ANCHORAGE — Gov. Bill Walker illegally vetoed Alaska Permanent Fund earnings that were required to be transferred to dividends, a lawsuit filed Friday by a state senator and two former state senators claims.
Facing a multibillion-dollar deficit, Walker in June cut in half the annual checks that give all residents a share of the state’s oil wealth. He kept enough money in place to award qualified Alaskans a $1,000 payout rather than an anticipated $2,100 check.
That simply is not legal under the legislation that created the fund, said Democratic state Sen. Bill Wielechowski, of Anchorage, and former Republican state Sen. Rick Halford, of Chugiak. They sued along with former Republican Sen. Clem Tillion, of Halibut Cove, like Halford a former Senate president.
Wielechowski said he took it for granted Walker acted properly until he spoke to Alaskans who amended the Alaska Constitution in 1976 to create a permanent fund. There was no intent to give a governor an exclusive ability to set the dividend, he said.
“That was clearly not what was intended by the framers of the amendment,” Wielechowski said.
The Alaska Legislature could have reduced the amount placed in the account from which dividends are paid, Wielechowski said, but chose not to. The lawsuit seeks a court order for the permanent fund corporation to transfer the full amount into the account for distribution.
Halford, who spent 24 years in the House or Senate, agreed.
Walker’s decision puts both the amount of the dividend and its effects on the economy at risk, Halford said, and the issue is potentially Alaska’s biggest conflict between the haves and the have-nots since statehood.
“The millions of dollars coming out of the dividend stream this year — almost half of it comes either from retired senior citizens or children,” he said. “It is the last place we should be going to get money while we’re continuing to pour money out in tax credits and benefits that are in the hundreds of dividend to individuals at the top the economic spectrum.”
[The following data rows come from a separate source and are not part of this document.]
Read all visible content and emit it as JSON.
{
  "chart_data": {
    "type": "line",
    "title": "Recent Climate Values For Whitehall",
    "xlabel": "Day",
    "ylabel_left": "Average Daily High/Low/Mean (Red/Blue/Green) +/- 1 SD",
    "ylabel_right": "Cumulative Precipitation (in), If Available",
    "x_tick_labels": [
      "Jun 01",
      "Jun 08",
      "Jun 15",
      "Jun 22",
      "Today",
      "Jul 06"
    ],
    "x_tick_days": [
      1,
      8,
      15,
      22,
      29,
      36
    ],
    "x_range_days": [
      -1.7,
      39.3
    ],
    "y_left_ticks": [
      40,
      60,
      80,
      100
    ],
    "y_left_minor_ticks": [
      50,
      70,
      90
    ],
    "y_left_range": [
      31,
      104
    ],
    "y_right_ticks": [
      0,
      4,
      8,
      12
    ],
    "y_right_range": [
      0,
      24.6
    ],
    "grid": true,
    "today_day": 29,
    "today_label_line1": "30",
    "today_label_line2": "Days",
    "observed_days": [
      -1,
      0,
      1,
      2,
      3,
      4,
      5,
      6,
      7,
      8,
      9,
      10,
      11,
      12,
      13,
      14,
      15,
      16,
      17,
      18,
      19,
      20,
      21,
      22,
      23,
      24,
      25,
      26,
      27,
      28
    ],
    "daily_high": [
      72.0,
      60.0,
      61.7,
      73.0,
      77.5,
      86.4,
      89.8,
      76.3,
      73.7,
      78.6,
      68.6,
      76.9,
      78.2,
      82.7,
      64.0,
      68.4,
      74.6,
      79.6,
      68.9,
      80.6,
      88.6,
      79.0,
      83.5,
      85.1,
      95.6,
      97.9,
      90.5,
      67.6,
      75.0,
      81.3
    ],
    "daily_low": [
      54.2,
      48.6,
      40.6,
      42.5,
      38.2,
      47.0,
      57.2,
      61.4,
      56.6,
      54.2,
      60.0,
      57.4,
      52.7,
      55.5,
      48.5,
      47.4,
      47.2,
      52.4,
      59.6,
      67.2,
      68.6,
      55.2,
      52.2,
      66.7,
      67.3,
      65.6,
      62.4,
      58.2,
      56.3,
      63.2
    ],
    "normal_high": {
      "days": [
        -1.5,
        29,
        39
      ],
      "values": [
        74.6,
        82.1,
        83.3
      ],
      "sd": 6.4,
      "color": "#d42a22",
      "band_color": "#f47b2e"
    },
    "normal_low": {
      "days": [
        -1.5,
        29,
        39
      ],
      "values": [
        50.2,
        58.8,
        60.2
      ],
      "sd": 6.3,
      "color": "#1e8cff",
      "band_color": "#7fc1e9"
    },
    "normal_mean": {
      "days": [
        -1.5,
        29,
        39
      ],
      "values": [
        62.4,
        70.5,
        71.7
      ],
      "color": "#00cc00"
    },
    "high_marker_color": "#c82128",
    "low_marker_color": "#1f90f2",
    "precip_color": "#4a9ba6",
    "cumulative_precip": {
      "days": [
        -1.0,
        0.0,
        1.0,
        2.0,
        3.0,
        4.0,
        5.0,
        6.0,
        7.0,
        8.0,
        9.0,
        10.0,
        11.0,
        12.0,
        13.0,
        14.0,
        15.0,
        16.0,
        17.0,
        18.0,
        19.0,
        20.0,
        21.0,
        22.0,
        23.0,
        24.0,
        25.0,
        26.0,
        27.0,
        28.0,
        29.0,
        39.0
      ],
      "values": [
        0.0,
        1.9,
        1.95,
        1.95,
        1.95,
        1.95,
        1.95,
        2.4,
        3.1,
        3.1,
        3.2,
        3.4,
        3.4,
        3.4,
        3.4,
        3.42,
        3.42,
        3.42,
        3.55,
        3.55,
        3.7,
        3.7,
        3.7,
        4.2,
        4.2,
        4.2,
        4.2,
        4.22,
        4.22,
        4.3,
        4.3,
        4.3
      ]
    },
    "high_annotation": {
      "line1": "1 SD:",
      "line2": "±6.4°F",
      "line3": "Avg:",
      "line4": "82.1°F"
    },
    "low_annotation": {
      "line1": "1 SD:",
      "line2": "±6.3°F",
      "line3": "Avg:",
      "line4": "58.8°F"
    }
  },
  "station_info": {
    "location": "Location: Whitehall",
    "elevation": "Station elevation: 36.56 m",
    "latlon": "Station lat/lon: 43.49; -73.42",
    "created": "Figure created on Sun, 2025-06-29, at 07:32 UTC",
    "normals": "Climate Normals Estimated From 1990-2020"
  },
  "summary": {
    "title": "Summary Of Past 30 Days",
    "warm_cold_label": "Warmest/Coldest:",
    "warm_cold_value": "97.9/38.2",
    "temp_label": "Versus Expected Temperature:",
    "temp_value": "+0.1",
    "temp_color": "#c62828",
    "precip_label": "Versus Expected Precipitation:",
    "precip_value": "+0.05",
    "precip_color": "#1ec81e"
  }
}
Arguments on both sides are quite clear, Wielechowski said. He wants a decision by Oct. 6, when the first dividends are expected to be paid out, but said it could take much longer.
Walker in a statement Friday said he stands by his difficult decision.
“As most Alaskans realize, and as stated by the legislature’s own financial adviser, our state is in the midst of the gravest financial crisis in our history,” he said. “We are in a $3.2 billion deficit now.”
A $1,000 dividend is close to the historical average paid Alaskans since 1982, he said. It can be sustained as part of a larger fiscal solution, he said, and the amount vetoed remains in the fund for future distributions.
“I’m disappointed that an incumbent legislator who failed to work towards a solution to our fiscal crisis — a solution that would protect the long-term viability of the PFD — has decided instead to pursue this lawsuit eight weeks prior to his re-election bid,” Walker said. “This suit detracts from the real issue: solving Alaska’s fiscal crisis so we can then begin to grow Alaska.”